Under his interpretation of the Texas Open Beaches Act, Patterson tried to assert that the public easement ‘rolls’ with the shoreline and argued that even though the landowner has no control over naturally occurring shifts in the shoreline (as was the case with her Galveston homes during Hurricane Rita in 2005), his office insisted that her home could be torn down, without compensation of any kind, to make way for the public beach.

The Supreme Court ruled in her favor in November 2010, and re-issued its favorable decision on March 30, 2012, despite granting a re-hearing last year. Another big S-C-O-R-E for Texas property rights.

Won’t let it rest
But a competing interest to property rights in Texas is the oil and gas industry. Devastated by the Texas Supreme Court’s Texas Rice Land Partners v. Denbury Green Pipeline Company decision last August, Denbury Green, backed by key players in the industry, is asking the Texas Supreme Court for another re-hearing of the case, even though the court recently denied the motion for a re-hearing and re-issued its decision in favor of landowners. This time, Denbury Green is narrowing its request to one thing: allow a private pipeline company common carrier status if it transports gas for a company’s own affiliates. If the court grants it, it would gut its entire decision and the basis for the decision in the first place.

At issue is whether or not a private pipeline company has the legal authority to exercise eminent domain. In Texas, a private pipeline company must meet the legal definition of a common carrier in order to gain eminent domain powers. Essentially, for a pipeline company to meet the legal definition of a common carrier it must allow third parties to transport their product through a common pipeline and sell it to or for the public for hire -- that’s the key distinction between whether a pipeline meets the definition of a public use versus a private use.

The Texas Supreme Court ruled that a private company transporting its own product that eventually gets sold to the public is not a legitimate ‘public use’ nor does it meet the definition of a common carrier pipeline.

Justice Don Willet writing for the court states:
“The Texas Constitution safeguards private property by declaring that eminent domain can only be exercised for ‘public use.’ Even when the Legislature grants certain private entities ‘the right and power of eminent domain,’ the overarching constitutional rule controls: no taking of property for private use. Accordingly, the Natural Resources Code requires so-called ‘common carrier’ pipeline companies to transport carbon dioxide ‘to or for the public for hire.’ In other words, a CO2 pipeline company cannot wield eminent domain to build a private pipeline.”

The Court also concludes:
“...the fact that the pipeline ‘will be available for public use from the outset of its operation’...that eminent-domain power cannot extend to the taking of property for private use and that ‘[m]erely offering a transportation service for a profit does not distinguish a private use from a public use.’”
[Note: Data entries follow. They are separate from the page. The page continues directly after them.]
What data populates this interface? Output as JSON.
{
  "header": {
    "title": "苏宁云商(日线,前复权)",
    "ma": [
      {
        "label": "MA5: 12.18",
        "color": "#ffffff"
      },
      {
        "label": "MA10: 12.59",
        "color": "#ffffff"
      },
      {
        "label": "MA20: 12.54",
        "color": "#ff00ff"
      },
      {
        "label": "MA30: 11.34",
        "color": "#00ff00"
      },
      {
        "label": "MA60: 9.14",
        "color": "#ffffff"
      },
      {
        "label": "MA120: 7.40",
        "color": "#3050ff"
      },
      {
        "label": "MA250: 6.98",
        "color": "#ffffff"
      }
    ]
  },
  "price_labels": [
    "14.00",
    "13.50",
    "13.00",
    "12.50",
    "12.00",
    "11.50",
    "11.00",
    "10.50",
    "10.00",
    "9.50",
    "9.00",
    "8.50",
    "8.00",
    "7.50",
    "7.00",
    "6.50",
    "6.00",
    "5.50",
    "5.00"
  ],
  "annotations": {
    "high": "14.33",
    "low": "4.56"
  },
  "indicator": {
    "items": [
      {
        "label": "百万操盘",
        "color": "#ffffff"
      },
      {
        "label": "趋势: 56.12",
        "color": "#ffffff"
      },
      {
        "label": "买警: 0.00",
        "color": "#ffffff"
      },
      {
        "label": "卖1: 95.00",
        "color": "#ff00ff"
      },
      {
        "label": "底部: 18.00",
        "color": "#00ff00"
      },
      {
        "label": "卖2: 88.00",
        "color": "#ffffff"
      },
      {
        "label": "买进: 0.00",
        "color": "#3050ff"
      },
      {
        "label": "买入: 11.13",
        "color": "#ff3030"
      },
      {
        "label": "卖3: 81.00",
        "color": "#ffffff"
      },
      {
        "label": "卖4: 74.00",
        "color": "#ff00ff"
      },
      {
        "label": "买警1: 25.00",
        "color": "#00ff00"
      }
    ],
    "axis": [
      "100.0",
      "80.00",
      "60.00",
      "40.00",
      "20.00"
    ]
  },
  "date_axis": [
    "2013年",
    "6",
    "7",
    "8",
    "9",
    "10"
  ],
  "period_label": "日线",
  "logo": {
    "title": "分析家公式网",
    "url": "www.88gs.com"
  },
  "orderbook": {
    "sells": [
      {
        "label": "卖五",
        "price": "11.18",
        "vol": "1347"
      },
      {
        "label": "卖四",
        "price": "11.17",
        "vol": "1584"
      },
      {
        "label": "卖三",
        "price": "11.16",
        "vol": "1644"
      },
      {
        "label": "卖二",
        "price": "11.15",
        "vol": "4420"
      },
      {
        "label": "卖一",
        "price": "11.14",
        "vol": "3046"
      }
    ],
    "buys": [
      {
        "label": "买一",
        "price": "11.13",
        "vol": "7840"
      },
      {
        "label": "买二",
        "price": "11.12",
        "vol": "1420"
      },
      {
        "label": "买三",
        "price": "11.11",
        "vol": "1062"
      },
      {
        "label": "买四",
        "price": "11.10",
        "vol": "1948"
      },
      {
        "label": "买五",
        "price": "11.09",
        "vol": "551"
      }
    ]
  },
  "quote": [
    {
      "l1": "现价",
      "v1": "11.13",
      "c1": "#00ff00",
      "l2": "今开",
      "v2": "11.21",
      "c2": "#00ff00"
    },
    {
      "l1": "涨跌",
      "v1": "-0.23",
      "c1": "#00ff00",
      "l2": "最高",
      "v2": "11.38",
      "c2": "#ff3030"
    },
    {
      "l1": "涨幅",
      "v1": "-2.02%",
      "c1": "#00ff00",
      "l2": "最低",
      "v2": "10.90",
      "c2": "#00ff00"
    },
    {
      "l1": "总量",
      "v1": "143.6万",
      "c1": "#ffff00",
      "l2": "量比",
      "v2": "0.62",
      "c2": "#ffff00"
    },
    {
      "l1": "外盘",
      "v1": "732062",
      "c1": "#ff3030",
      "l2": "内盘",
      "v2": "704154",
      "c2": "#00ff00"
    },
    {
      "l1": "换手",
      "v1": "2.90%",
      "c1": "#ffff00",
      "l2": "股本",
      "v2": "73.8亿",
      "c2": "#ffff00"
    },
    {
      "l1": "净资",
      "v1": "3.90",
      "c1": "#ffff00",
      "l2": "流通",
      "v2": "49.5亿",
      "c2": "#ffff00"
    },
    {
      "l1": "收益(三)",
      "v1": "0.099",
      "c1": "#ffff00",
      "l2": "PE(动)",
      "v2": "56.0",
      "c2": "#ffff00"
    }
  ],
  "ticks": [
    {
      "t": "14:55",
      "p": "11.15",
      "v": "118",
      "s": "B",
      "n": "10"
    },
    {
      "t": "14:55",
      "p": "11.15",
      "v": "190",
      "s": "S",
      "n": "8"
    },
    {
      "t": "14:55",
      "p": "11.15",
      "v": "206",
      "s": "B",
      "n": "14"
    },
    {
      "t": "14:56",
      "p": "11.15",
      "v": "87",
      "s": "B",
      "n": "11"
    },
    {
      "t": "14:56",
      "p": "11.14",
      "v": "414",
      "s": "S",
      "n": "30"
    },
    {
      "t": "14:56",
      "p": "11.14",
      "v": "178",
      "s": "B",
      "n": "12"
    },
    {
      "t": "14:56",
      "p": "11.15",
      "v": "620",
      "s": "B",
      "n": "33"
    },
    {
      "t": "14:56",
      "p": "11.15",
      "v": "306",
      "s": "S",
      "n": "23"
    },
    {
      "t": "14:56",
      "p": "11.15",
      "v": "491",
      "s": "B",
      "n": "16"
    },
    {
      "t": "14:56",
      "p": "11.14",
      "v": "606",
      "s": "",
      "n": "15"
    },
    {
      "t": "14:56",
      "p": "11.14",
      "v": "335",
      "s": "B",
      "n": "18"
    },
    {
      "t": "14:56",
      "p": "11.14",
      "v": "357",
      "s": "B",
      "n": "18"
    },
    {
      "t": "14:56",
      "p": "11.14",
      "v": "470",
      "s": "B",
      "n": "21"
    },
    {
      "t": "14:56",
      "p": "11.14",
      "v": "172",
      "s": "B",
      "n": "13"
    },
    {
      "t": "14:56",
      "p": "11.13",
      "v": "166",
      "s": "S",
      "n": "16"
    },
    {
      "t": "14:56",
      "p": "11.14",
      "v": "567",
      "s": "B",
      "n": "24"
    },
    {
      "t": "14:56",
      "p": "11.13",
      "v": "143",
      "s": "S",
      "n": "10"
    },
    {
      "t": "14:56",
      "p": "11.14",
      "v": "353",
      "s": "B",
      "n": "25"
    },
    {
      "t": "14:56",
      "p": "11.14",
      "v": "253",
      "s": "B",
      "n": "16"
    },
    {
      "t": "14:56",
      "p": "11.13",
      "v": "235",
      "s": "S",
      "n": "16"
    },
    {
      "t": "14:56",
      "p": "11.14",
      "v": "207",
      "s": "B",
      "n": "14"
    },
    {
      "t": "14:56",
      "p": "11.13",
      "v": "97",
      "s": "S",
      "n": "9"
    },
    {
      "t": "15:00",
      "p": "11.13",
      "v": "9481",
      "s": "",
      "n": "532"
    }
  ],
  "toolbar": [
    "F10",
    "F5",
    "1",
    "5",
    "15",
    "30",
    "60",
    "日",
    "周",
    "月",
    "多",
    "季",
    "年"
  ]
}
In an effort to get around this very clear decision by the court, Denbury Green seeks to undermine the entire decision by allowing a private pipeline company to masquerade as a ‘public use’ pipeline and gain common carrier status and thus eminent domain authority by simply gaming the system and transporting the company’s own product through its own affiliates. It’s hard to fathom the Texas Supreme Court buying this argument after it unequivocally stated that the Texas Constitution safeguards private property from eminent domain takings for private use, and if there is a conflict, the constitution controls, not statutes.

So it’s clear the industry refuses to allow any precedents that grant property owners the right to challenge the exercise of eminent domain authority by a private entity. So regardless of what the Texas Supreme Court ultimately decides, many anticipate an all-out blood bath in the Texas Legislature next year between property rights advocates and the special interests wishing to exploit eminent domain for private gain.